1. Knowledge base
  2. Data preparation & Model Calibration

Data Validation in Cassandra - Validate your freshly extracted data

We need to validate the completeness of the extraction. To do so, we use certain metrics to check for all the data, for example for advertising connectors we check for the spend amounts.

We check for the sums of each year present in our platform and confront them with the data in your source.


Important:

Before you begin, prepare the data, by creating a report on the CRM of your source. You'll need the sum for each year of the specific column mentioned in the data validation section of the connector you're validating. For example, if you're validating an advertising connector, you'll need the sum of spend amounts. If you're validating an organic connector, you'll need the sum of impressions.


Once the data is loaded:



  • Go to Data Integration -> Dashboard
  • Click on “Create Validation Report” 

  • You can then go to the report either through the link sent to your email or pressing Go to report List and then choosing the latest report

  • Once on the report, you need to check the loaded data that is presented as sums for each year. IMPORTANT: Before validating the connector, get the data ready from your source. Specifically, calculate the yearly totals for the column specified in the data validation section of the connector.
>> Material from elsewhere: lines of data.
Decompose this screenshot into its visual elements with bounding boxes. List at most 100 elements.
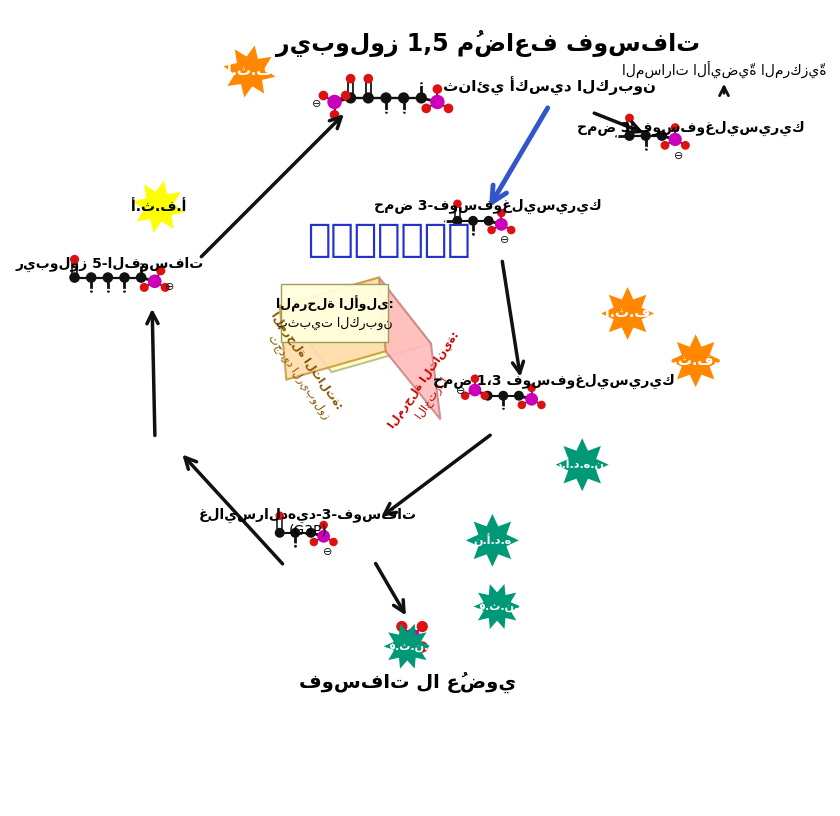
Circle shape (422, 104, 431, 113)
Circle shape (484, 216, 494, 226)
Circle shape (681, 141, 690, 150)
Circle shape (625, 113, 634, 122)
Text: أ.ث.ف.أ: أ.ث.ف.أ (131, 200, 186, 214)
Circle shape (433, 84, 442, 94)
Text: ⊖: ⊖ (403, 652, 412, 662)
Circle shape (346, 73, 355, 83)
Text: المسارات الأيضيّة المركزيّة: المسارات الأيضيّة المركزيّة (622, 61, 827, 78)
Text: أ.ث.ف: أ.ث.ف (227, 64, 272, 78)
Text: ⊖: ⊖ (312, 99, 322, 109)
Circle shape (507, 226, 516, 234)
Circle shape (156, 266, 165, 275)
Text: ن.أ.د.ه.ن.إ: ن.أ.د.ه.ن.إ (552, 458, 612, 472)
Circle shape (341, 91, 350, 100)
Text: روبيسكو: روبيسكو (307, 221, 470, 259)
Circle shape (139, 283, 149, 292)
Circle shape (495, 218, 507, 231)
Circle shape (328, 95, 342, 109)
Text: ف.ث.ن.أ: ف.ث.ن.أ (382, 640, 433, 653)
Circle shape (514, 391, 524, 401)
Circle shape (69, 273, 80, 283)
Text: حمض 1،3 فوسفوغليسيريك: حمض 1،3 فوسفوغليسيريك (433, 374, 675, 389)
Polygon shape (280, 277, 431, 372)
Text: المرحلة الثانية:: المرحلة الثانية: (386, 330, 461, 430)
Text: فوسفات لا عُضوي: فوسفات لا عُضوي (299, 672, 516, 693)
Polygon shape (601, 287, 654, 340)
Polygon shape (133, 180, 185, 233)
Circle shape (480, 392, 489, 400)
Text: ريبولوز 5-الفوسفات: ريبولوز 5-الفوسفات (15, 257, 203, 272)
Circle shape (70, 255, 79, 264)
Polygon shape (379, 277, 440, 419)
Circle shape (381, 92, 391, 104)
Text: حمض 3-فوسفوغليسيريك: حمض 3-فوسفوغليسيريك (577, 121, 805, 135)
Circle shape (483, 391, 492, 401)
Polygon shape (474, 584, 521, 629)
Circle shape (404, 629, 420, 645)
Text: ن.أ.د.ه: ن.أ.د.ه (473, 534, 512, 547)
Circle shape (498, 391, 508, 401)
Circle shape (517, 401, 526, 409)
Text: الاختزال: الاختزال (412, 374, 449, 419)
Text: ⊖: ⊖ (165, 282, 175, 292)
Polygon shape (223, 46, 276, 97)
Polygon shape (669, 335, 722, 388)
Circle shape (669, 133, 682, 146)
Text: ⊖: ⊖ (675, 151, 684, 161)
Circle shape (528, 384, 536, 392)
Circle shape (102, 273, 113, 283)
Circle shape (275, 528, 285, 538)
Circle shape (624, 131, 635, 141)
Circle shape (497, 209, 506, 217)
Circle shape (291, 528, 300, 538)
Circle shape (657, 131, 667, 141)
Circle shape (487, 226, 496, 234)
Circle shape (136, 273, 146, 283)
Circle shape (318, 530, 330, 543)
Circle shape (444, 104, 454, 113)
Polygon shape (466, 514, 519, 567)
Circle shape (330, 110, 339, 120)
Circle shape (148, 274, 161, 288)
Circle shape (453, 216, 462, 226)
Circle shape (660, 141, 669, 150)
Circle shape (538, 401, 546, 409)
Text: المرحلة الثالثة:: المرحلة الثالثة: (269, 310, 344, 411)
Polygon shape (556, 438, 609, 491)
Text: ف.ث.ن.أ: ف.ث.ن.أ (472, 600, 522, 613)
Circle shape (364, 73, 373, 83)
Circle shape (345, 92, 356, 104)
Text: أ.ث.ف.أ: أ.ث.ف.أ (668, 353, 723, 368)
Circle shape (525, 392, 538, 406)
Text: تثبيت الكربون: تثبيت الكربون (276, 317, 393, 330)
Circle shape (310, 538, 318, 546)
Polygon shape (280, 277, 386, 379)
Circle shape (396, 621, 407, 632)
Circle shape (119, 273, 130, 283)
Text: (G3P): (G3P) (289, 524, 328, 538)
Circle shape (470, 375, 479, 383)
Circle shape (416, 92, 427, 104)
Text: ⊖: ⊖ (456, 387, 465, 397)
Text: ريبولوز 1,5 مُضاعف فوسفات: ريبولوز 1,5 مُضاعف فوسفات (276, 29, 700, 56)
Text: غلايسرالدهيد-3-فوسفات: غلايسرالدهيد-3-فوسفات (199, 508, 417, 523)
FancyBboxPatch shape (281, 284, 388, 342)
Text: ⊖: ⊖ (323, 547, 332, 557)
Text: حمض 3-فوسفوغليسيريك: حمض 3-فوسفوغليسيريك (374, 199, 601, 215)
Circle shape (329, 538, 338, 546)
Circle shape (641, 131, 651, 141)
Circle shape (453, 200, 462, 208)
Circle shape (468, 216, 478, 226)
Circle shape (160, 283, 170, 292)
Circle shape (430, 95, 444, 109)
Text: المرحلة الأولى:: المرحلة الأولى: (276, 296, 393, 313)
Circle shape (398, 92, 409, 104)
Circle shape (469, 384, 481, 397)
Text: أ.ث.ف: أ.ث.ف (605, 307, 650, 321)
Circle shape (363, 92, 374, 104)
Text: ⊖: ⊖ (501, 235, 510, 245)
Circle shape (671, 123, 680, 132)
Circle shape (417, 641, 428, 653)
Text: ثنائي أكسيد الكربون: ثنائي أكسيد الكربون (443, 77, 655, 96)
Circle shape (306, 528, 316, 538)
  • If all the sums are matching your data, press validate report and you are good to start modelling


If the data in Cassandra doesn't match the sums you provided, it means there were extraction issues (like duplication or missing extractions).


To fix this:

  • Provide the correct sum from your source.
  • Click Validate report to reload the mismatched years.
  • After the new extraction finishes, generate a new report and check if the data matches.
  • If it still doesn't match, request help from our data integration experts.

  • Finally you will be redirected to the connectors page.

To summarize what the tool reports, there are three main cases:

  1. The data is matching with the sums that you provided -> This means that the extraction went well and you don’t need to do further actions on that connectors
  2. The data shown in Cassandra is not matching the sums that you provided -> This means that there were some extraction issues (duplication, missing extractions… just to name a few) -> what you need to do is provide the correct sum from your source and then press on Validate report. This will start a reload for the years that aren’t matching. -> After this new extraction has finished, generate a new report and check if the data finally matches. -> if not request further help by our data integration experts.
  3. If you see No data available, this means that there is a technical problem with your connector. In this case, a fix could be deleting and recreating the connector, but if that doesn’t work contact our Data Integration team for a more detailed troubleshooting.